The Origins of Spring Grove Morris
Spring Grove Morris Men formed in the Summer of 1977 for a one-off performance at "An Evening of Love" organised by the Spring Grove Residents' Association in the Parish Hall of St John the Evangelist, Spring Grove, Kingston on 17th September 1977.

A Evening of Love 1977-09-17

Mike Charlton, a resident of Spring Grove, approached Richard "Gus" Guscott who had danced and played melodeon previously with Wheatsheaf Morris Men of Forest Hill in South-East London, with the idea of getting six local men to dance at a local residents association entertainment. Six men were press-ganged into action, started practising in July and performed in September as witnessed by Steve Nash.  Four men enjoyed the dance and decided to continue the newly formed side adopting the name Spring Grove Morris Men in late September 1977 with Gus as teacher and mentor.  Gus first taught two dances from the Bidford tradition in a style taught by Roy Dommet, and a Bampton dance that he had learnt while dancing with Wheatsheaf

New men joined and a nucleus of regular dancers widened their knowledge of Cotswold traditions by close association with Cyril Smith of Thames Valley Morris Men who were based at the Foley Arms in Claygate, Surrey.

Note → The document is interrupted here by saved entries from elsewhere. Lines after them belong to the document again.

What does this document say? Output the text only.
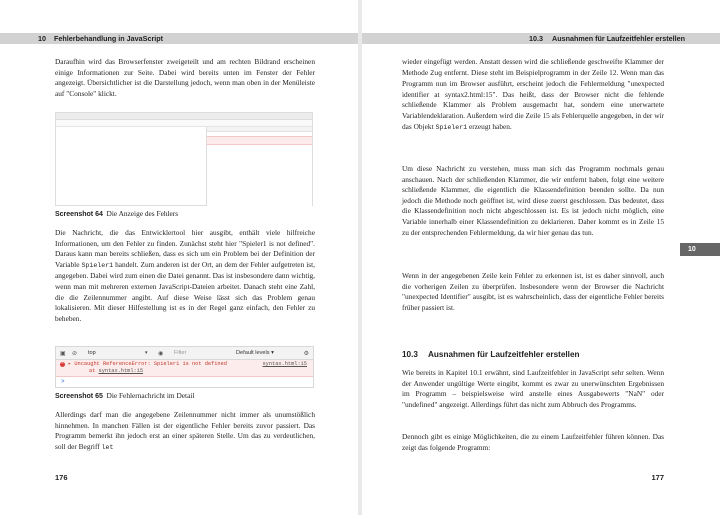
10 Fehlerbehandlung in JavaScript

Daraufhin wird das Browserfenster zweigeteilt und am rechten Bildrand erscheinen einige Informationen zur Seite. Dabei wird bereits unten im Fenster der Fehler angezeigt. Übersichtlicher ist die Darstellung jedoch, wenn man oben in der Menüleiste auf "Console" klickt.

Screenshot 64 Die Anzeige des Fehlers

Die Nachricht, die das Entwicklertool hier ausgibt, enthält viele hilfreiche Informationen, um den Fehler zu finden. Zunächst steht hier "Spieler1 is not defined". Daraus kann man bereits schließen, dass es sich um ein Problem bei der Definition der Variable Spieler1 handelt. Zum anderen ist der Ort, an dem der Fehler aufgetreten ist, angegeben. Dabei wird zum einen die Datei genannt. Das ist insbesondere dann wichtig, wenn man mit mehreren externen JavaScript-Dateien arbeitet. Danach steht eine Zahl, die die Zeilennummer angibt. Auf diese Weise lässt sich das Problem genau lokalisieren. Mit dieser Hilfestellung ist es in der Regel ganz einfach, den Fehler zu beheben.

▣ ⊘ top	▼ ◉ Filter	Default levels ▾	⚙
× ▸ Uncaught ReferenceError: Spieler1 is not defined
at syntax.html:15
syntax.html:15
>
Screenshot 65 Die Fehlernachricht im Detail

Allerdings darf man die angegebene Zeilennummer nicht immer als unumstößlich hinnehmen. In manchen Fällen ist der eigentliche Fehler bereits zuvor passiert. Das Programm bemerkt ihn jedoch erst an einer späteren Stelle. Um das zu verdeutlichen, soll der Begriff let

176
10.3 Ausnahmen für Laufzeitfehler erstellen

wieder eingefügt werden. Anstatt dessen wird die schließende geschweifte Klammer der Methode Zug entfernt. Diese steht im Beispielprogramm in der Zeile 12. Wenn man das Programm nun im Browser ausführt, erscheint jedoch die Fehlermeldung "unexpected identifier at syntax2.html:15". Das heißt, dass der Browser nicht die fehlende schließende Klammer als Problem ausgemacht hat, sondern eine unerwartete Variablendeklaration. Außerdem wird die Zeile 15 als Fehlerquelle angegeben, in der wir das Objekt Spieler1 erzeugt haben.

Um diese Nachricht zu verstehen, muss man sich das Programm nochmals genau anschauen. Nach der schließenden Klammer, die wir entfernt haben, folgt eine weitere schließende Klammer, die eigentlich die Klassendefinition beenden sollte. Da nun jedoch die Methode noch geöffnet ist, wird diese zuerst geschlossen. Das bedeutet, dass die Klassendefinition noch nicht abgeschlossen ist. Es ist jedoch nicht möglich, eine Variable innerhalb einer Klassendefinition zu deklarieren. Daher kommt es in Zeile 15 zu der entsprechenden Fehlermeldung, da wir hier genau das tun.

Wenn in der angegebenen Zeile kein Fehler zu erkennen ist, ist es daher sinnvoll, auch die vorherigen Zeilen zu überprüfen. Insbesondere wenn der Browser die Nachricht "unexpected Identifier" ausgibt, ist es wahrscheinlich, dass der eigentliche Fehler bereits früher passiert ist.

10.3 Ausnahmen für Laufzeitfehler erstellen

Wie bereits in Kapitel 10.1 erwähnt, sind Laufzeitfehler in JavaScript sehr selten. Wenn der Anwender ungültige Werte eingibt, kommt es zwar zu unerwünschten Ergebnissen im Programm – beispielsweise wird anstelle eines Ausgabewerts "NaN" oder "undefined" angezeigt. Allerdings führt das nicht zum Abbruch des Programms.

Dennoch gibt es einige Möglichkeiten, die zu einem Laufzeitfehler führen können. Das zeigt das folgende Programm:

10
177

Numbers grew as men from St Mary's in Ewell joined in practices with Spring Grove and Thames Valley before forming their own side based in Ewell during the early 1980s.

After honing their skill for 7 years Spring Grove Morris proudly danced into The Morris Ring at the Thaxted Ring Meeting in 1984.

Years 1978-1989

The cover photo for the "Years 1978-1989" Google+ photo album shows the following:
Stewart Marshal, Richard Craggs, Gus (Richard Guscott), Peter Mason, Steve Nash, Paul Evans, Tony Crowther, Martin Winmill

The side has danced regularly with other local sides, at Meetings of the Morris Ring, on cable TV and on overseas tours.
Our Distinctive Kit
The kit chosen was:
- White shirt, white trousers, and a neckerchief of any colour,
- Black belt, shoes & socks,
- Crossed baldricks of 2 inch green with a central 1 inch yellow stripe,
- Rosettes on front and back showing a small grove of trees with a spring flowing from them (see the top of the page),
- Bell pads with green and yellow ribbons,
- Straw hat decorated with a green and yellow band around the hat, yellow and green ribbons at the back, badges and flowers.
In that first year, Gus borrowed the Wheatsheaf Boys baldrics to dance in.  We copied their green and red with our green and yellow, and replaced the wheatsheaf badge with the spring grove badge.  It is interesting to note that green and yellow colours have had Morris connections since Morris was first recorded in Kingston [1][2][3] where performers used green and yellow baldrics, and to royal courts entertainments [4] where participants wore baldrics of yellow and green and is described as "traditional fool's motley".  The English Fools Dance is thought to be one of the older English Traditions that led to the Morris Dance [5].
[1] Kingston Parish Churchwarden's Records of 1507 records costs for costume for the Kyngham or King's Games pageant that included Robin Hood and Morris Dancing.
[2] Robin Hood first appears at Kingston in 1508, and yellow baldrics carried the standard of St. George painted in yellow and green. ...His subjects also wear wanton green and yellow liveries.  Robin Hood in the Light of History  Journal of the EFDSS Vol 7, No 4 Dec 1995.
[3] John Brand's Observations on the Popular Antiquities of Great Britain: Chiefly Illustrating The Origin of Our Vulgar and Provincial Customs, Ceremonies and Superstitions, [Arranged, revised and greatly enlarged by Sir Henry Ellis], George Bell and Sons, London: 1908, vol. 1, pp. 212-270 (Original ed. 1813).
[4] The Boy Who Would Be King: Court Revels of King Edward VI, 1547-1553 Journal article by Suzanne Westfall; Comparative Drama, Vol. 35, 2001.
[5] Roy Dommett "What was Morris?", The [Morris Ring] Circular, February 1994, 23, page 3. (quoting Young "History of British Music", 1967).